Look What Taylor Swift Made The Media Do

As usual, Taylor Swift’s haters are going to hate. Hate, hate, hate, hate.

The pop star found herself embroiled in another controversy last week, this time about her appearance on the cover of Time’s 2017 “Person of the Year” issue.

Though the cover story focused on the #MeToo movement and the many men and women from a diverse array of industries who spoke up about their harassers and abusers, Swift’s inclusion on the cover struck some as a curious choice.

Swift was included in the Time story because of the August lawsuit she won against David Mueller, a Colorado DJ who groped her during a photo-op in 2013 and was fired from his station after Swift reported the incident.
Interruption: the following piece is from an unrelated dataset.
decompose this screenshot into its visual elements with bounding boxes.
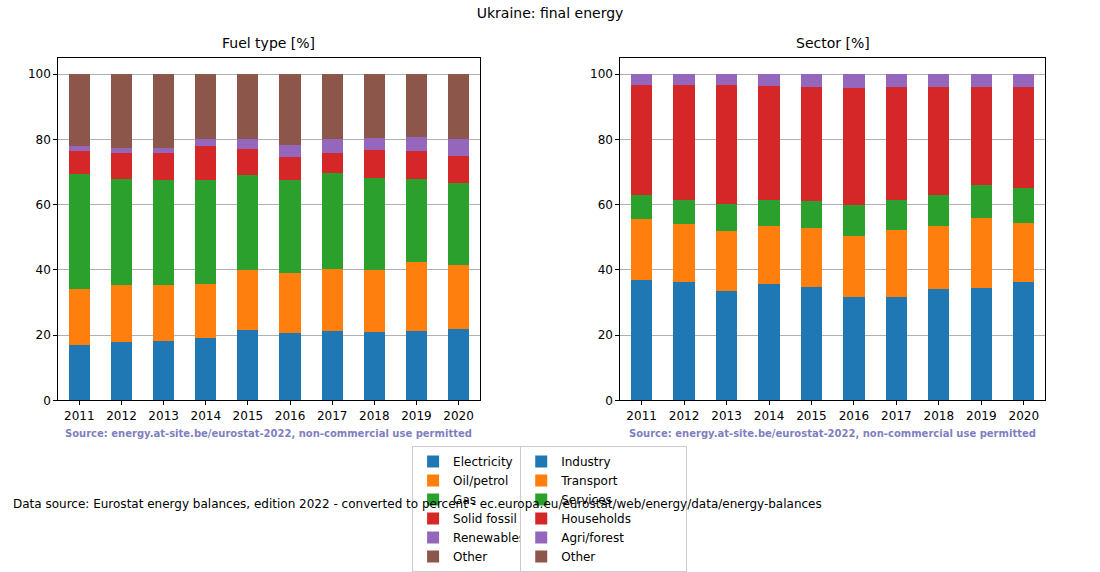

He sued her for defamation, and she countersued him for $1, an amount intended to convey the nonmaterial importance of her victory over a man she believed could be a serial abuser.

“I figured that if he would be brazen enough to assault me under these risky circumstances and high stakes, imagine what he might do to a vulnerable, young artist if given the chance,” Swift told Time in an interview about her testimony against Mueller.

Even though she has not spoken out publicly in support of the #MeToo movement, her inclusion in the Time cover story makes sense given her victory over a powerful man months before reports of Harvey Weinstein’s predatory behavior opened the floodgates for more victims of abuse to tell their stories.

“Suggesting that Swift’s experience wasn’t sufficiently serious for her to merit Time’s attention is offensive not just to Swift but also to victims everywhere,” wrote the Washington Post’s Molly Roberts.

She also mentioned the good Swift has done for feminist causes in 2017, like the $250,000 she donated to fellow pop star Kesha during her battle with her producer and abuser Dr. Luke, and the fact the Rape, Abuse & Incest National Network received a 35 percent increase in calls the weekend after her trial.

However, as Roberts put it, “[I]t does rankle to see Swift achieve this sort of PR coup in a year when, in so many other ways, she has shrugged off the ‘Silence Breaker’ mantle. The #MeToo movement, after all, started with a black woman — and detractors have always said Swift stands mostly for white feminism, or feminism that’s convenient for her.”

That is the main argument against Swift: It’s not that she doesn’t deserve to be a part of a #MeToo retrospective, but Time’s decision to feature her on its most-coveted cover over the likes of #MeToo originator Tarana Burke, activist and Weinstein victim Rose McGowan, or even (if they wanted a famous singer) Kesha, feels to some more like a blatant attempt to sell more magazines than an effort to honor men and women who have loudly spoken out against their abusers.

“When these women do decide to speak out, they risk mammoth personal and professional repercussions,” wrote the Daily Beast’s Amy Zimmerman in an article with the blunt headline “Taylor Swift is no Silence Breaker.” “Meanwhile, Swift consistently offers strongly worded statements only when she has something to gain from them.”

Newsweek’s Zach Schonfeld criticized that standalone Time interview with Swift for not asking her “to reckon with the broader political moment,” never bringing up her continued silence regarding the behavior of President Donald Trump (incidentally, the runner-up for Time’s “Person of the Year”) and the time her lawyer sent a cease-and-desist letter to a blogger for writing an article about the pop star’s appeal for neo-Nazis and white supremacists.

Some jumped to Swift’s defense, most notably “Game of Thrones” actress Sophie Turner, whose character Sansa Stark spent many seasons of the HBO show dealing with the unwanted advances of a creepy, powerful man.

HuffPost’s Tawny Engleman wrote a piece defending Time’s decision with the headline, “Wanting Taylor Swift Excluded From the Time Magazine Cover is Victim Silencing.”

“To me, her presence on that cover says that a woman’s voice shouldn’t only be as significant as her current likability,” she wrote. “You don’t have to be the good girl, the nice girl, the girl without faults … You don’t have to be any of those things to be a victim.”

Vox’s Constance Grady wrote an explainer on the Swift controversy that laid out the pros and cons of her on the cover. She posited that even though Swift’s place on the cover “doesn’t quite feel as though it’s part of the cultural moment,” the pop star still went through a harrowing experience on behalf of all sexual assault and harassment victims.

“[N]one of that changes the fact that Swift was a victim of assault who was then sued by her attacker, and that in order to get justice for her case, she had to sit through a humiliating, intrusive and public line of questioning,” Grady wrote. “And she handled those questions with aplomb, delivering endlessly quotable testimony that made it very clear that Mueller, and Mueller alone, was responsible for making the choice to assault her.”

Whether the motives behind Time electing to put Swift on its “Person of the Year” cover were altruistic, financial or a little of both, making her a prominent face of the #MeToo movement is bound to spark larger conversations about Swift’s allegedly opportunistic feminism and the general representation of the movement in the media.

Taylor, look what you made the media do.